Department of Health Management and Policy, School of Public Health, University of Michigan, Ann Arbor, Michigan.
Ophthalmol Sci. 2025 Jan 24;5(4):100717. doi: 10.1016/j.xops.2025.100717. eCollection 2025 Jul-Aug.
For studies using real-world data, accurately identifying patients with phenotypes of interest is challenging. To identify cohorts of interest, most studies exclusively use the International Classification of Diseases (ICD) billing codes, which can be limiting. We developed a method to accurately identify the presence or absence of 3 common ocular diseases (diabetic retinopathy [DR], age-related macular degeneration [AMD], and glaucoma) using electronic health record (EHR) data.
Database study.
Three thousand nine hundred fourteen eyes from 1957 patients at 2 Sight OUtcomes Research CollaborativE (SOURCE) Ophthalmology Data Repository sites.
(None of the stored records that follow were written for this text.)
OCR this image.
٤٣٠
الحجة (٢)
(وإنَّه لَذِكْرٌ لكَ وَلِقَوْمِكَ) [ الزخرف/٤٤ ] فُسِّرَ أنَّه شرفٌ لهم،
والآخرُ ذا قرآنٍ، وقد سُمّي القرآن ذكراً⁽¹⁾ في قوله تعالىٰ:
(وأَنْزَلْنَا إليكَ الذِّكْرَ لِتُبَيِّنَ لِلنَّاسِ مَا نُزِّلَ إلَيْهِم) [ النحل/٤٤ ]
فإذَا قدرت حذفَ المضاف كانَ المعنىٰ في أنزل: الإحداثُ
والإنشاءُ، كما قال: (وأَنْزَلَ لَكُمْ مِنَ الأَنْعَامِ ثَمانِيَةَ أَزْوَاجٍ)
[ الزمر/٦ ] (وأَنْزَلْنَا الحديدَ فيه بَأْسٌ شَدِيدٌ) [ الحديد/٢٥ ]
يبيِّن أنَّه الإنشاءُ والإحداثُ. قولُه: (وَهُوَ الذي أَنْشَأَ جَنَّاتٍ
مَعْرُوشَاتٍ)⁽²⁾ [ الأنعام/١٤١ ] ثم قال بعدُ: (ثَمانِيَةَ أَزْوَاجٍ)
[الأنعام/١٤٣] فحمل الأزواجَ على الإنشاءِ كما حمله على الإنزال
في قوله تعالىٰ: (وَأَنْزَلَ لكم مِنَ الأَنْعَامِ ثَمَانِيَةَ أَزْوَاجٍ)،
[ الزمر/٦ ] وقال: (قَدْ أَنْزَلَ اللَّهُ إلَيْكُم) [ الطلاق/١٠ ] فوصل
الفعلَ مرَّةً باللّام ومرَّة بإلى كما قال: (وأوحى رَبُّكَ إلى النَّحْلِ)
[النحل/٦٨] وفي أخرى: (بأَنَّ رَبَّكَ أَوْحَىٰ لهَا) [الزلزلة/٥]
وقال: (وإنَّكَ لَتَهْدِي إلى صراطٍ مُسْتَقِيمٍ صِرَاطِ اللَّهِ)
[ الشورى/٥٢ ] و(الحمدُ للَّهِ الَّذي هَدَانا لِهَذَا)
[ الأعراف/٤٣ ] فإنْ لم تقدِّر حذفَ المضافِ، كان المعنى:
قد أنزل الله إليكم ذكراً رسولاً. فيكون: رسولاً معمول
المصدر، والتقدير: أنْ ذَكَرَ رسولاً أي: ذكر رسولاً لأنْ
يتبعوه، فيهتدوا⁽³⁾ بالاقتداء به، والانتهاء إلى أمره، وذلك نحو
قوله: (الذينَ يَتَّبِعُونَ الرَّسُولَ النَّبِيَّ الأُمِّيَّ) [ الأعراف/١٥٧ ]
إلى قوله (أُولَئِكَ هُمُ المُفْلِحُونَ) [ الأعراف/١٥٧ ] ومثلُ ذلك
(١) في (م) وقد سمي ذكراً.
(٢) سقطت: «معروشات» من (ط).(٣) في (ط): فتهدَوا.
We developed enhanced phenotype identification (EPI) algorithms that search EHR fields, including eye examination findings, orders, charges, medication prescriptions, and surgery data for evidence that a patient has glaucoma, DR, or AMD. We trained our EPI models using gold standard assessments of the EHR by ophthalmologists for the presence/absence of these conditions, compared the performance of our EPI models to models developed using ICD codes alone, and validated the performance of model using data from another SOURCE site.
Area under the receiver operating curve (AUC), area under the precision-recall curve (AUPRC), and model calibration.
The AUCs of our EPI models were better than ICD-only models for glaucoma (0.97 vs. 0.90), DR (0.997 vs. 0.98), and AMD (0.99 vs. 0.95). The AUPRCs of our EPI models were also much better than ICD-only models for glaucoma (0.79 vs. 0.32), DR (0.96 vs. 0.84), and AMD (0.74 vs. 0.55). When testing on patients from a second SOURCE site, the AUC and AUPRC for glaucoma (0.93, 0.74), DR (0.98, 0.77), and AMD (0.96, 0.64) were slightly worse than the primary site but still quite high. However, for all 3 conditions, model calibration was worse at the second site.
Leveraging machine learning, we developed EPI models to accurately identify most patients with glaucoma, DR, and AMD in real-world datasets. The EPI models significantly outperform ICD-only models in identifying patients confirmed to have these conditions. These findings underscore the potential of using comprehensive EHR data combined with advanced machine learning techniques to improve the accuracy of patient phenotype identification, leading to better patient management and clinical outcomes.
Proprietary or commercial disclosure may be found in the Footnotes and Disclosures at the end of this article.
对于使用真实世界数据的研究而言,准确识别具有感兴趣表型的患者具有挑战性。为了识别感兴趣的队列,大多数研究仅使用国际疾病分类(ICD)计费代码,这可能存在局限性。我们开发了一种方法,可利用电子健康记录(EHR)数据准确识别3种常见眼病(糖尿病性视网膜病变[DR]、年龄相关性黄斑变性[AMD]和青光眼)的存在与否。
数据库研究。
来自2个视力结果研究协作组(SOURCE)眼科数据存储库站点的1957名患者的3914只眼睛。
我们开发了增强型表型识别(EPI)算法,该算法在EHR字段中搜索,包括眼部检查结果、医嘱、费用、药物处方和手术数据,以寻找患者患有青光眼、DR或AMD的证据。我们使用眼科医生对EHR的金标准评估来训练我们的EPI模型,以确定这些疾病的存在与否,将我们的EPI模型的性能与仅使用ICD代码开发的模型进行比较,并使用来自另一个SOURCE站点的数据验证模型的性能。
受试者工作特征曲线下面积(AUC)、精确召回率曲线下面积(AUPRC)和模型校准。
我们的EPI模型在青光眼(0.97对0.90)、DR(0.997对0.98)和AMD(0.99对0.95)方面的AUC优于仅使用ICD的模型。我们的EPI模型在青光眼(0.79对0.32)、DR(0.96对0.84)和AMD(0.74对0.55)方面的AUPRC也远优于仅使用ICD的模型。在对来自第二个SOURCE站点的患者进行测试时,青光眼(0.93,0.74)、DR(0.98,0.77)和AMD(0.96,0.64)的AUC和AUPRC略低于主要站点,但仍然相当高。然而,对于所有3种疾病,模型校准在第二个站点更差。
利用机器学习,我们开发了EPI模型,以准确识别真实世界数据集中大多数患有青光眼、DR和AMD的患者。在识别确诊患有这些疾病的患者方面,EPI模型显著优于仅使用ICD的模型。这些发现强调了使用综合EHR数据结合先进机器学习技术来提高患者表型识别准确性的潜力,从而实现更好的患者管理和临床结局。
在本文末尾的脚注和披露中可能会发现专有或商业披露信息。